For others there was less to look forward to. First the publican decided the time had come when there was no longer any need for an extra porter; then the butcher, despite a kindly sympathy, had only three days a week to offer; then week-ends only; then, with regret, nothing. The city, its spending over, closed its purses to Rashers. January spread its dark skies above the children whose little bodies were bent over the ashcans. A series of shipping strikes marked the resumption of the dogged fight against long hours and inadequate wage packets. People who had overcoats kept them buttoned to the chin. In the mornings their eyes saw nothing except the lighted windows of their business places and in the evenings nothing but the lighted windows of home.

‘The supports are moving,’ Bradshaw said, leaving the letter on the breakfast table. She waited for him to continue, but he had huddled back into his chair.

‘What supports, dear?’

‘Good God—the supports they put up to strengthen the walls of the houses—what other supports?’

‘Is the letter from your agent?’

‘Who else do you imagine would write to me about the damned supports?’

‘How could I know,’ she said gently, ‘you didn’t explain who the letter was from. You simply said: “The supports are moving.”’

He had picked up the paper. It was February. The shipping companies, he read, had settled up with the men. It was an unusually generous settlement. It amounted, Bradshaw considered, to a complete and abject surrender.

‘The supports of the whole world are moving, if it comes to that,’ he said gloomily.

She clicked her tongue in sympathy. She had no idea what this latest remark was about, but he seemed so miserable. The room was cold and he disliked cold intensely. Agents’ letters always made him miserable too. Why he did not sell the houses she could not imagine. It cost so much simply to keep them standing that no matter how many he crammed into them there seemed to be very little money left over. She had dared to hint her view to him once or twice, but when he growled back at her she had to confess that she knew little or nothing about such things. He dropped his paper for a moment.

‘I think it a very odd thing.’

He said nothing further, so that in the end, although she was quite afraid to do so, she asked:

‘What is that, dear?’

‘About Yearling.’

‘Is there something odd about him?’

‘He hasn’t called to see us for several weeks.’

‘I noticed that too.’

‘That’s what I think very odd.’

‘I was thinking so too.’

‘You never said so,’ he said, accusingly.

He was working himself into a state of misery and ill feeling which, if she allowed him to go on, would last all day. That would be very bad for his health.

‘I thought perhaps I was only imagining it,’ she said, hoping to humour him.

‘I don’t see how you could imagine that Yearling hadn’t called. You could imagine someone had called even if someone hadn’t. But to think you imagined someone hadn’t called seems . . .’

‘I know dear . . . that was a stupid thing to say.’

‘Preposterous. However, I suppose I shouldn’t worry.’

‘You mustn’t.’

‘Did you ever notice the way he treated my whiskey?’
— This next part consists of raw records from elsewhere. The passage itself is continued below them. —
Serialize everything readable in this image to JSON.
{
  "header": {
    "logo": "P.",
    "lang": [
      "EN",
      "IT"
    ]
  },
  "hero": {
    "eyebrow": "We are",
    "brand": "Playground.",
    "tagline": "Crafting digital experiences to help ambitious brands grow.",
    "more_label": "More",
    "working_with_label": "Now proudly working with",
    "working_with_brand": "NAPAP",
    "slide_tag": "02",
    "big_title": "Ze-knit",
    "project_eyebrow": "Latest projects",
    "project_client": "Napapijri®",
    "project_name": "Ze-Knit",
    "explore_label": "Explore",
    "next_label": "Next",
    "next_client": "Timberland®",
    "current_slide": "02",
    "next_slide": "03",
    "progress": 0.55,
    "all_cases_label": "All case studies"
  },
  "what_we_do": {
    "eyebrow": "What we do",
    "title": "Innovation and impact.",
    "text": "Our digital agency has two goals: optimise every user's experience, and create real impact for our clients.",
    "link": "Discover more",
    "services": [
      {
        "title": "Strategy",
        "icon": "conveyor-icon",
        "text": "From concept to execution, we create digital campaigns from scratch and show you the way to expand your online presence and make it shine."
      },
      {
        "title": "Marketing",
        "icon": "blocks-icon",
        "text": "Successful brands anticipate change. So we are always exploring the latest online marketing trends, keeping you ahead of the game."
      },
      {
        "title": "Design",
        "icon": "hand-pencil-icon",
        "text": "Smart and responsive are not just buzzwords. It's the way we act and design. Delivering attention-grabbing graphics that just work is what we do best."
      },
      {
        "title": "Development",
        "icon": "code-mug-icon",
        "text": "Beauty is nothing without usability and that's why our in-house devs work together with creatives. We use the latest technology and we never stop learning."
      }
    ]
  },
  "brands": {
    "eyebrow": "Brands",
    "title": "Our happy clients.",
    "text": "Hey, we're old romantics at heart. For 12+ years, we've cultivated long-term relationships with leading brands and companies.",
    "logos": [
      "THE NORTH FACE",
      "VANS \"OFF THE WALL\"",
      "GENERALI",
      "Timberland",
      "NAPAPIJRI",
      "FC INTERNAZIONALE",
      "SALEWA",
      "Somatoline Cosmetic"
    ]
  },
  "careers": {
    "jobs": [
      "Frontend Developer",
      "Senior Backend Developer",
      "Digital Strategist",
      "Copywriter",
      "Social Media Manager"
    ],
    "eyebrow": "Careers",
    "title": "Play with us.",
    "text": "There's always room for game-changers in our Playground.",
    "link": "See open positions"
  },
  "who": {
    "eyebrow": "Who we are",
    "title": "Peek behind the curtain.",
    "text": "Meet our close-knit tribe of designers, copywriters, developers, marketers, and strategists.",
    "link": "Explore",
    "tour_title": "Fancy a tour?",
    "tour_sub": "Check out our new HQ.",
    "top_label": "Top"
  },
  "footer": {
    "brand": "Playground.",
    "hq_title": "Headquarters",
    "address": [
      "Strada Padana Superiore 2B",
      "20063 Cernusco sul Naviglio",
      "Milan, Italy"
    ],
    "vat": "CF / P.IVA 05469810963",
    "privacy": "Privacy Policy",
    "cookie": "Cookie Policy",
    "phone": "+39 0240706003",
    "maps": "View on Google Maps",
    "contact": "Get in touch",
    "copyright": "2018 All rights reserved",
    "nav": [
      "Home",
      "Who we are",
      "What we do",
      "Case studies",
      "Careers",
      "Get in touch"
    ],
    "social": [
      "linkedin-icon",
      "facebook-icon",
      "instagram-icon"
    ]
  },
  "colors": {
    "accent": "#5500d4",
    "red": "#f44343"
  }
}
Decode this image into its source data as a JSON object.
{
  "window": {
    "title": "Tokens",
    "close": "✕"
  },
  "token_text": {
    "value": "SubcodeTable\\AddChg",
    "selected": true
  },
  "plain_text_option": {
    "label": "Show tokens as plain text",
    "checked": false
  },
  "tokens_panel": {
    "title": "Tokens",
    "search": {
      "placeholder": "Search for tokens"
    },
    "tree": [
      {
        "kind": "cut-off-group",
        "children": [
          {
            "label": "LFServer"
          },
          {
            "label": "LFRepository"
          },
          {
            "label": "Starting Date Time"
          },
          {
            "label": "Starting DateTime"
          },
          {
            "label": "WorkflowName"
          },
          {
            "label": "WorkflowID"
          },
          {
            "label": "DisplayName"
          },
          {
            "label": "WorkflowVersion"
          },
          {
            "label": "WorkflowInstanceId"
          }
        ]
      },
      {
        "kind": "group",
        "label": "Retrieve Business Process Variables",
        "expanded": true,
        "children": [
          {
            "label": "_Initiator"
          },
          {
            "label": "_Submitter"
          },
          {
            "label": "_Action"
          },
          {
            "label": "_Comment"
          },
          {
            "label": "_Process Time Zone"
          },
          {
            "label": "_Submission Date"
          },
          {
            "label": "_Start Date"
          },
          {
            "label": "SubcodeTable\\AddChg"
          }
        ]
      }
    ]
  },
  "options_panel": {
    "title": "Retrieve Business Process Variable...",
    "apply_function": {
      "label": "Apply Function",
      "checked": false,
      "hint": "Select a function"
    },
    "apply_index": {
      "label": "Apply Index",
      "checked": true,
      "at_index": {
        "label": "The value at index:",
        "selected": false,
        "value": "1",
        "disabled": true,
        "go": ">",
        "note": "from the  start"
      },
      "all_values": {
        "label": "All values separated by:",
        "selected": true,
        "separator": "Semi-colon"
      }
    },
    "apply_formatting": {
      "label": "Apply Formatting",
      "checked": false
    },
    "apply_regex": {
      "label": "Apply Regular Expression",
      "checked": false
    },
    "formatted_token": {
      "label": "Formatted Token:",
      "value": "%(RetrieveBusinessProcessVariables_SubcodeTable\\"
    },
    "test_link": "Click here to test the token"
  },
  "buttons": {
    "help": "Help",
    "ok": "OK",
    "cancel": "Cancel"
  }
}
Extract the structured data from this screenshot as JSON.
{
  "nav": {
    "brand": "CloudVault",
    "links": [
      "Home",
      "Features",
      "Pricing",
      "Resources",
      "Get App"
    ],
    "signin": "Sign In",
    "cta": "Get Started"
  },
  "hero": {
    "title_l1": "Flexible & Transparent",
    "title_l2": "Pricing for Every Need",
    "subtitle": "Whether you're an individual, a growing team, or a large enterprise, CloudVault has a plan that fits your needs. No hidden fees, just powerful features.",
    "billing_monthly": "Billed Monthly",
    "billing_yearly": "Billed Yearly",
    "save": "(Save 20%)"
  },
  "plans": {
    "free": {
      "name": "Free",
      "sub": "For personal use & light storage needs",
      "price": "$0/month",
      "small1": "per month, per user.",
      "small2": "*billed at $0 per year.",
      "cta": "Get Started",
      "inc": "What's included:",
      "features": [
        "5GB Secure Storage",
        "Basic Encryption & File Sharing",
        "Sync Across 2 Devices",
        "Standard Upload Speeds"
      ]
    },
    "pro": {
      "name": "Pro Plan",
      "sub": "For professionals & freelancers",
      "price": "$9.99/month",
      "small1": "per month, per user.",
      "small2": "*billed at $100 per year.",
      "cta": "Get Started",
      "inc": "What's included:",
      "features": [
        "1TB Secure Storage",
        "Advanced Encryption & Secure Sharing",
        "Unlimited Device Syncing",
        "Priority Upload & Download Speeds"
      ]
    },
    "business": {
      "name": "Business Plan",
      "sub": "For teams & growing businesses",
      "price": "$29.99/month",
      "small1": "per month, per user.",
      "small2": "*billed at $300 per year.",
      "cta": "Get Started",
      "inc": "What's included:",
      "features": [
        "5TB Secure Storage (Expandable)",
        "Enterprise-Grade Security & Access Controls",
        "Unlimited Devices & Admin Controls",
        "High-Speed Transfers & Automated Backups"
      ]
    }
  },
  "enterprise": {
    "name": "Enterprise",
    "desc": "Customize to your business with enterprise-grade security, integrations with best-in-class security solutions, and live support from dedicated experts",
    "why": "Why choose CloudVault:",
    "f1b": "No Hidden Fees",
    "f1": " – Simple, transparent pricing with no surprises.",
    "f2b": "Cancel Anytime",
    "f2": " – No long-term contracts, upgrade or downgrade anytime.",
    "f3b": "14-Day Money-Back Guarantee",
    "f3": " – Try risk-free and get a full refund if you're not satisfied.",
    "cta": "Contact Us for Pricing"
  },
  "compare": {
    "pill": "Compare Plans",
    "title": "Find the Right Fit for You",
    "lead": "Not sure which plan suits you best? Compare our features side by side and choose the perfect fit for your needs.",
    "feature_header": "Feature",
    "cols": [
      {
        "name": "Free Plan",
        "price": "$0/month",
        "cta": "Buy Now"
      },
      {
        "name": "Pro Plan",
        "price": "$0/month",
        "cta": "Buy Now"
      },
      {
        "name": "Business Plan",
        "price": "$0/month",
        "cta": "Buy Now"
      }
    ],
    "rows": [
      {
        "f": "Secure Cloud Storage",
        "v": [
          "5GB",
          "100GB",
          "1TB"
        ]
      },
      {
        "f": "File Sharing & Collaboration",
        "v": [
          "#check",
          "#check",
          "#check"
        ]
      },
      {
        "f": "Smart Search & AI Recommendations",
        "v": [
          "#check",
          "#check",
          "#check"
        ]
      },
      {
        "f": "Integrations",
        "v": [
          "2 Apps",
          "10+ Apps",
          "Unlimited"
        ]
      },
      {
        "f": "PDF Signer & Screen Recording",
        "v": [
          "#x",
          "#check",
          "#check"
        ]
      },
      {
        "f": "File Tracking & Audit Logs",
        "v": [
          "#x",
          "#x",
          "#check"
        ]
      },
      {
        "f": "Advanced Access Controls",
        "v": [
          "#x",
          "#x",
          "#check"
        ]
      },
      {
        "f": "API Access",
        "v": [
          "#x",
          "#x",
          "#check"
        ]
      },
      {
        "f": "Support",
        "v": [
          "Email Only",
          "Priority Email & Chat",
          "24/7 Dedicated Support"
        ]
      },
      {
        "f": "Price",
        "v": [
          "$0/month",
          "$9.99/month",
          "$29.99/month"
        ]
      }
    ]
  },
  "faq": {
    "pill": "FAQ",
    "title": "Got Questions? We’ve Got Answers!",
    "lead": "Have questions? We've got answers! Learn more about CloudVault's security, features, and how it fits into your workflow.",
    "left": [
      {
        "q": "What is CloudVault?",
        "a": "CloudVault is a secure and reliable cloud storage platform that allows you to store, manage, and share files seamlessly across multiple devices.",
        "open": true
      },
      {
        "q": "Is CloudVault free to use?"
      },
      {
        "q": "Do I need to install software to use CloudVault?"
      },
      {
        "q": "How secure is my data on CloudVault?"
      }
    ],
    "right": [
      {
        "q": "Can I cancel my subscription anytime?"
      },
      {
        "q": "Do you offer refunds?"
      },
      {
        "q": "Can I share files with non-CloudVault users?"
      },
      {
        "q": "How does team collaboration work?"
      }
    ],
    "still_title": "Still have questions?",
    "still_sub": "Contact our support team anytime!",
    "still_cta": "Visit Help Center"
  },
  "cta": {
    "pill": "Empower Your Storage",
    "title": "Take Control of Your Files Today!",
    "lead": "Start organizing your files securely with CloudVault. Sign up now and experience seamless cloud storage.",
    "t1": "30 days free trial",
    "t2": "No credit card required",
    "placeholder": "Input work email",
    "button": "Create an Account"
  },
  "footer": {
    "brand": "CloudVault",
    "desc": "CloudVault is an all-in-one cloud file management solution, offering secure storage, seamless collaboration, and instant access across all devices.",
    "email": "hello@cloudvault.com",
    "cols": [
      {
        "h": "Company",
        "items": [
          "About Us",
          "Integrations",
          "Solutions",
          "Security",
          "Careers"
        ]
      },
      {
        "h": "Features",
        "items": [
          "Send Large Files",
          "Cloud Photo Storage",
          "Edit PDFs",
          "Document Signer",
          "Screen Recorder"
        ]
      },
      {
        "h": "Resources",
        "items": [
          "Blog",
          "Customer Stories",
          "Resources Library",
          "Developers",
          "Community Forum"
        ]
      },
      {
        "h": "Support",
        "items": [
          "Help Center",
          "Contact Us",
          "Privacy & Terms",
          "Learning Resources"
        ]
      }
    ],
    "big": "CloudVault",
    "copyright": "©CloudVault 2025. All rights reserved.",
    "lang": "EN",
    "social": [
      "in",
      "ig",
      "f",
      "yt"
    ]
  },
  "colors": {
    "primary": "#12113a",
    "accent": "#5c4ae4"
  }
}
‘I remember he used to drink rather a lot.’

‘Guzzled it,’ Bradshaw said. ‘What’s the use of making excuses for him?’

‘He played the ’cello very nicely,’ she remembered. Sadly. If the summer would only come quickly. Then at breakfast they could look out on the flowers in the garden, gay and full of colours. In winter the french windows showed you too much of the desolate skies and let in draughts all the time.

‘His tone is very rough at times,’ Bradshaw objected, ‘and when he becomes engrossed he breathes very heavily. I always found that very distracting.’

‘He doesn’t realise it, of course.’

‘In addition, he’s too Liberal—far too Liberal.’

‘He likes a generous measure,’ she agreed.

‘I mean his politics—not the whiskey,’ Bradshaw exploded. He was sick to death of these misunderstandings. He tapped the newspaper. ‘He has liberal opinions which lead to this. If it goes on Mr. Larkin will be cock-o-the-walk.’

She had not read the paper as yet and so could not know what latest villainy of the labour leader Bradshaw had in mind.

‘He expresses strong sentiments,’ she said. ‘Sometimes I think . . .’ She hesitated.

‘You sometimes think what?’ he demanded.